Corporate China sits on US$18 trillion (N$244.8 billion) in debt, equivalent to about 169% of China’s GDP, but few firms reported feeling the heat.

Instead, lenders are heeding Beijing’s call to support the real economy and so are rolling over company debt or granting repayment waivers, sometimes for years, specialist lawyers and investors said.

This is evidence that China may be in for a long period of Japan-like stagnation rather than a single event triggering a crisis - what some economists call a “Lehman moment” after the collapse of Lehman Brothers in 2008, which touched off the global financial crisis.

“They are kicking the can down the road for stability in the short term,” said Roland Mieth, Singapore-based emerging markets portfolio manager for US fund manager PIMCO.

“China can maintain status quo for many years to come, like Japan did with their leverage, without triggering a financial crisis.”

International institutions have warned China to stop financing weak firms, especially inefficient state-owned enterprises (SOEs), which tend to crowd out the private sector.

More defaults are needed, they say, to improve credit allocation and stop wasteful spending in the economy.

Credit Quality

But while China has recognised the need to wean its corporate sector off of cheap loans, Premier Li Keqiang has also promised credit would keep growing, and state-run banks have been urged to support small and medium enterprises (SMEs).

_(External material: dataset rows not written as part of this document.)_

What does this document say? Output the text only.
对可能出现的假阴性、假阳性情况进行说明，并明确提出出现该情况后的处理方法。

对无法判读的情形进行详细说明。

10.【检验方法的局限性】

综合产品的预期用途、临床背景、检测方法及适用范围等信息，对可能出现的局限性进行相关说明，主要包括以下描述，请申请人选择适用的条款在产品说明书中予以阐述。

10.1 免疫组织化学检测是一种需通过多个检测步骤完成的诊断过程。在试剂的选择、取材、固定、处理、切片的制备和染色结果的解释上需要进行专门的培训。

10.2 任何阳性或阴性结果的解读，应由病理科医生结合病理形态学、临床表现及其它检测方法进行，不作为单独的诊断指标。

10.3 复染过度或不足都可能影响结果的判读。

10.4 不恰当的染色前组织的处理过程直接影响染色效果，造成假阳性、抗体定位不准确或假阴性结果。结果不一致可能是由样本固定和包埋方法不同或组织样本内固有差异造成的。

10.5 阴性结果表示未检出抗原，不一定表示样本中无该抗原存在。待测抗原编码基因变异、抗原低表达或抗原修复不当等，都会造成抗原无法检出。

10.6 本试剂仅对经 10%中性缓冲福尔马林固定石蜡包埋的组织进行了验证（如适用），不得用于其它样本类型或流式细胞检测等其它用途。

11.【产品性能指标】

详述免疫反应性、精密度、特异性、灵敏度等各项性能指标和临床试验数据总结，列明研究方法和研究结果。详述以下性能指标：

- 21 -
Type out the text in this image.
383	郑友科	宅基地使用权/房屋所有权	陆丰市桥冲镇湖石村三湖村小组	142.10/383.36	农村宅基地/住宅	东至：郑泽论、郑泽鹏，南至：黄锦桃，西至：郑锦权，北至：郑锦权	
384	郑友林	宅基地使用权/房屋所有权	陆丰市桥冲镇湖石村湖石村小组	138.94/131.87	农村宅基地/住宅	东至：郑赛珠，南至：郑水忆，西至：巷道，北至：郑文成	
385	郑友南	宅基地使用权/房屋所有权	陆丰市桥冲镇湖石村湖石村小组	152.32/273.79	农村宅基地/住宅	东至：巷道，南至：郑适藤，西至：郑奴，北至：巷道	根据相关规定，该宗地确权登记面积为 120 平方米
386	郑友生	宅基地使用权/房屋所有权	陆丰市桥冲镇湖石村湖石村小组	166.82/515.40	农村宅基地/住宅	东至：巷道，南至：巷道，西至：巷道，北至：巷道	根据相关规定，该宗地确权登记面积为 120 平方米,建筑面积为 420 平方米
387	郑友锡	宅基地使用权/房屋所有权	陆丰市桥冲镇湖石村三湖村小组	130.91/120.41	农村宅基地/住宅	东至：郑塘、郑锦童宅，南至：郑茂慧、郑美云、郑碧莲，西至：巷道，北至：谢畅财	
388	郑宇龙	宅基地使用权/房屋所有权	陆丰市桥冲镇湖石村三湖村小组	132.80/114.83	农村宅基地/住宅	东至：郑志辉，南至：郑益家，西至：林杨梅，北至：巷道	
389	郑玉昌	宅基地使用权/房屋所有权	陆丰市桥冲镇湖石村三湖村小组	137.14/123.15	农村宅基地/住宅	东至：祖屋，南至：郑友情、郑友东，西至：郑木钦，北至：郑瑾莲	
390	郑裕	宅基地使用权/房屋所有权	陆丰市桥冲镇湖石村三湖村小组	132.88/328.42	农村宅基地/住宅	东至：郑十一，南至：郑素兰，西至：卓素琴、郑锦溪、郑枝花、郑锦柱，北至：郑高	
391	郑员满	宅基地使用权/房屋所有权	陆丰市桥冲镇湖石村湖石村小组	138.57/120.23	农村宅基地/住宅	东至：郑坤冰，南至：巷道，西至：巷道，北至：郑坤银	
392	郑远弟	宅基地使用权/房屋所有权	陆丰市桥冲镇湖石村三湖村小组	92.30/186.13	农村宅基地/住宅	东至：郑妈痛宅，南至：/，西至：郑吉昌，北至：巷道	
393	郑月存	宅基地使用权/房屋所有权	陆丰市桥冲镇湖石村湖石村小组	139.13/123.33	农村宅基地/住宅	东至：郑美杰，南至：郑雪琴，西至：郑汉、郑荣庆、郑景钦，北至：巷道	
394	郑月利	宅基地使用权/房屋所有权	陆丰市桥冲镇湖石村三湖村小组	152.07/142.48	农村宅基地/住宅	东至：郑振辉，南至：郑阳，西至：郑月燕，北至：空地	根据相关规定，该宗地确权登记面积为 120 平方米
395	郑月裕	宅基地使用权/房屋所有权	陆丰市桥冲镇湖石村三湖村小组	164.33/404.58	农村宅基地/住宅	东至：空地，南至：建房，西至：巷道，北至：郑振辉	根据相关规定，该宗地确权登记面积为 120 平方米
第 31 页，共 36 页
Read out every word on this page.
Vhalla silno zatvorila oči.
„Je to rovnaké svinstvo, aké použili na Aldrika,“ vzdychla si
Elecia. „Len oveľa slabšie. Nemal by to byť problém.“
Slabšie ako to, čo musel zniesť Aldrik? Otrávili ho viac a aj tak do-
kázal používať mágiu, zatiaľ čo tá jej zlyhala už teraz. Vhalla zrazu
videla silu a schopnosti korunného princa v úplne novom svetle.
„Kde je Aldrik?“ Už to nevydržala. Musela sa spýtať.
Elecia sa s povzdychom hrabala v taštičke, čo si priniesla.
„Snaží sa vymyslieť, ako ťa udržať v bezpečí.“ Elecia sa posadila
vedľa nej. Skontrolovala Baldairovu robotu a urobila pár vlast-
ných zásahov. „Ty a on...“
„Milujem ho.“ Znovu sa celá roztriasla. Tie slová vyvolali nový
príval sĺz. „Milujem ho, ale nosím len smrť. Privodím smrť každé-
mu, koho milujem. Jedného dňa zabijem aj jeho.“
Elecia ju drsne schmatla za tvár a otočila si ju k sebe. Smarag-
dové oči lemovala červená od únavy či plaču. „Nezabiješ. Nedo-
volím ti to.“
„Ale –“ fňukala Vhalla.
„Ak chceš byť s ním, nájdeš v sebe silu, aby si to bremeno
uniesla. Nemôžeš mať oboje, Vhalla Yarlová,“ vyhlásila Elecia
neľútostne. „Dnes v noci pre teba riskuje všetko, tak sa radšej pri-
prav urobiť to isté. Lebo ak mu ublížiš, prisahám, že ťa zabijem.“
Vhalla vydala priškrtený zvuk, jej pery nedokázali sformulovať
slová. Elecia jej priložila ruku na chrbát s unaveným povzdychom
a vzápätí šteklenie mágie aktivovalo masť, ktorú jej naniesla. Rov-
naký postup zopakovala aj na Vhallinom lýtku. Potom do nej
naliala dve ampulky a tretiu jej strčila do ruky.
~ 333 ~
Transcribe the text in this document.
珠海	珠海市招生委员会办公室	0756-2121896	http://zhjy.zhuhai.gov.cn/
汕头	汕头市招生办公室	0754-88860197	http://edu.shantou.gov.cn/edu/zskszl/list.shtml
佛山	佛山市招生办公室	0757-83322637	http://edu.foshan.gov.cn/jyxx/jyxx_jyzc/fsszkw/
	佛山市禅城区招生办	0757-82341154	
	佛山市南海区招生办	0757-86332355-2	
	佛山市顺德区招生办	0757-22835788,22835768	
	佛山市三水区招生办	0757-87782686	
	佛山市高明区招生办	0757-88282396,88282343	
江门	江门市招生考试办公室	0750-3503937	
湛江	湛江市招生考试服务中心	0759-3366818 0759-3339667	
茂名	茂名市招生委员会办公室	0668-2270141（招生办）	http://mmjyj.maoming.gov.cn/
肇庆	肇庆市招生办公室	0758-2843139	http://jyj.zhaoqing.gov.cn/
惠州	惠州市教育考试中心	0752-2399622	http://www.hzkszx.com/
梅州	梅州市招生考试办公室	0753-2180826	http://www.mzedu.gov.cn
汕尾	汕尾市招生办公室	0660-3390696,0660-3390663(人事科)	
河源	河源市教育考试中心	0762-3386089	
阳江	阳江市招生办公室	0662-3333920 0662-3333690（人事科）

And banks are listening, say lawyers and investors, with companies given three or four years of grace, when they do not pay interest, or helped to restructure bonds at full value, essentially, rolling them over.

“Premier Li has asked banks to rollover loans, especially for SMEs. That’s a clear reason why bond defaults are coming down,” said brokerage CLSA’s head of China strategy, Francis Cheung.

“(Banks) have shifted focus from bad debt recognition to economy-supporting measures. Banks are giving more grace period and reporting more stable NPLs (non-performing loans), even after guiding earlier that these ratios will rise.”

Goldman Sachs estimated last week there was only one default in the domestic Chinese bond market in the past three months, compared with at least 10 in the first half of the year.

Of course, onshore defaults could and will still rise - rating agency S&P Global says the credit quality of about 240 Chinese companies it rates is deteriorating more quickly than at any time since 2009.

The muted default situation “is an aberration given the sharp deterioration in credit risks,” it said in a research note.